Um problema mais amplo é que o proteccionismo americano que está no cerne do espírito MAGA só pode ir até certo ponto para realmente proteger o país das ameaças de doenças globais. Quer se trate do H5N1, mpox, da Síndrome Respiratória do Médio Oriente (MERS) ou de uma estirpe da COVID-19 significativamente mutada e mais imunorresistente, a melhor forma de qualquer país proteger a sua população é tentar combater os surtos na origem. Isto requer apoio, recursos e cooperação a nível global através de agências como a Organização Mundial de Saúde, que Trump quase certamente reduzirá.
Estas são apenas três das áreas da saúde pública que poderão ser atingidas nos próximos quatro anos. Existem muitos mais.
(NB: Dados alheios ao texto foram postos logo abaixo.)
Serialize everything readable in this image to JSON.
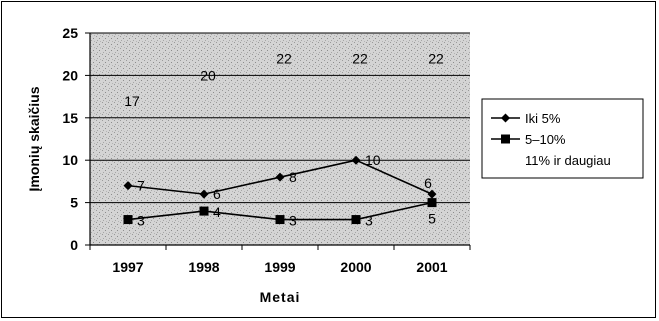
{
  "chart_data": {
    "type": "line",
    "xlabel": "Metai",
    "ylabel": "Įmonių skaičius",
    "ylim": [
      0,
      25
    ],
    "yticks": [
      "0",
      "5",
      "10",
      "15",
      "20",
      "25"
    ],
    "categories": [
      "1997",
      "1998",
      "1999",
      "2000",
      "2001"
    ],
    "grid": true,
    "legend_position": "right",
    "series": [
      {
        "name": "Iki  5%",
        "marker": "diamond",
        "values": [
          7,
          6,
          8,
          10,
          6
        ],
        "labels": [
          "7",
          "6",
          "8",
          "10",
          "6"
        ]
      },
      {
        "name": "5–10%",
        "marker": "square",
        "values": [
          3,
          4,
          3,
          3,
          5
        ],
        "labels": [
          "3",
          "4",
          "3",
          "3",
          "5"
        ]
      },
      {
        "name": "11% ir daugiau",
        "marker": "none",
        "values": [
          17,
          20,
          22,
          22,
          22
        ],
        "labels": [
          "17",
          "20",
          "22",
          "22",
          "22"
        ]
      }
    ]
  }
}
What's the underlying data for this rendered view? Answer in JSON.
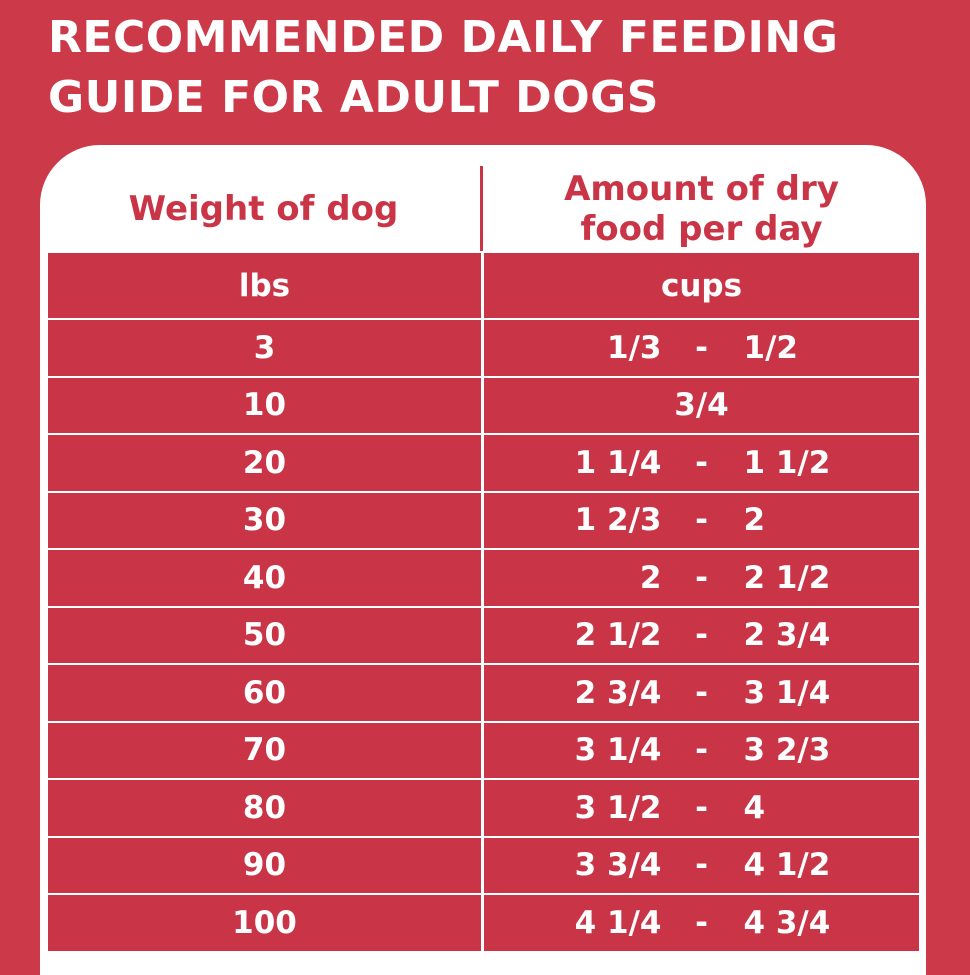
{
  "title": "RECOMMENDED DAILY FEEDING GUIDE FOR ADULT DOGS",
  "colors": {
    "background": "#cc3a4a",
    "table_red": "#c93547",
    "card": "#ffffff"
  },
  "table": {
    "headers": {
      "weight": "Weight of dog",
      "amount": "Amount of dry food per day"
    },
    "units": {
      "weight": "lbs",
      "amount": "cups"
    },
    "rows": [
      {
        "weight": "3",
        "low": "1/3",
        "dash": "-",
        "high": "1/2"
      },
      {
        "weight": "10",
        "single": "3/4"
      },
      {
        "weight": "20",
        "low": "1 1/4",
        "dash": "-",
        "high": "1 1/2"
      },
      {
        "weight": "30",
        "low": "1 2/3",
        "dash": "-",
        "high": "2"
      },
      {
        "weight": "40",
        "low": "2",
        "dash": "-",
        "high": "2 1/2"
      },
      {
        "weight": "50",
        "low": "2 1/2",
        "dash": "-",
        "high": "2 3/4"
      },
      {
        "weight": "60",
        "low": "2 3/4",
        "dash": "-",
        "high": "3 1/4"
      },
      {
        "weight": "70",
        "low": "3 1/4",
        "dash": "-",
        "high": "3 2/3"
      },
      {
        "weight": "80",
        "low": "3 1/2",
        "dash": "-",
        "high": "4"
      },
      {
        "weight": "90",
        "low": "3 3/4",
        "dash": "-",
        "high": "4 1/2"
      },
      {
        "weight": "100",
        "low": "4 1/4",
        "dash": "-",
        "high": "4 3/4"
      }
    ]
  }
}
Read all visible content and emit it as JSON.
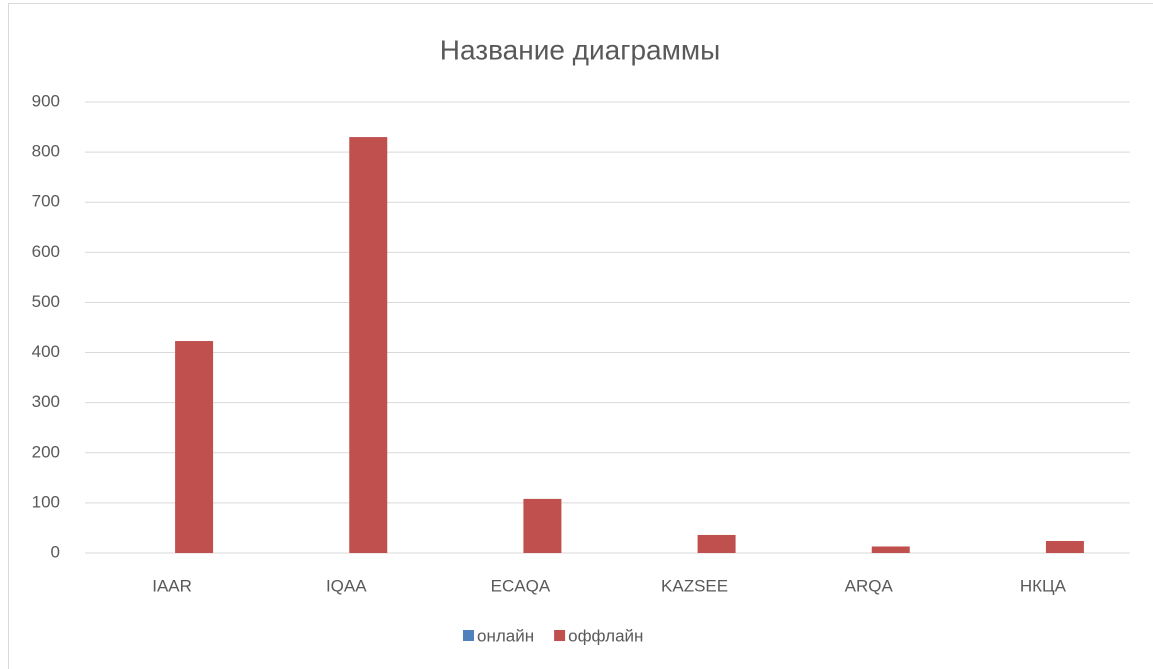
{
  "chart_data": {
    "type": "bar",
    "title": "Название диаграммы",
    "categories": [
      "IAAR",
      "IQAA",
      "ECAQA",
      "KAZSEE",
      "ARQA",
      "НКЦА"
    ],
    "series": [
      {
        "name": "онлайн",
        "color": "#4f81bd",
        "values": [
          0,
          0,
          0,
          0,
          0,
          0
        ]
      },
      {
        "name": "оффлайн",
        "color": "#c0504d",
        "values": [
          423,
          830,
          108,
          36,
          13,
          24
        ]
      }
    ],
    "ylim": [
      0,
      900
    ],
    "yticks": [
      0,
      100,
      200,
      300,
      400,
      500,
      600,
      700,
      800,
      900
    ],
    "grid": true,
    "legend": "bottom"
  }
}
Embora possa não ter sido uma questão tão determinante para o voto como se pensava inicialmente, o aborto e a saúde reprodutiva das mulheres são uma preocupação iminente para muitos. O mesmo ocorre com a perspectiva de mais quatro anos em que Trump poderá continuar de onde parou ao tentar minar a Lei de Cuidados Acessíveis e cortar financiamento do Medicare e Medicaid.
Há muito o que esperar ansiosamente enquanto Trump, Kennedy e os seus acólitos fincam os dentes na saúde pública.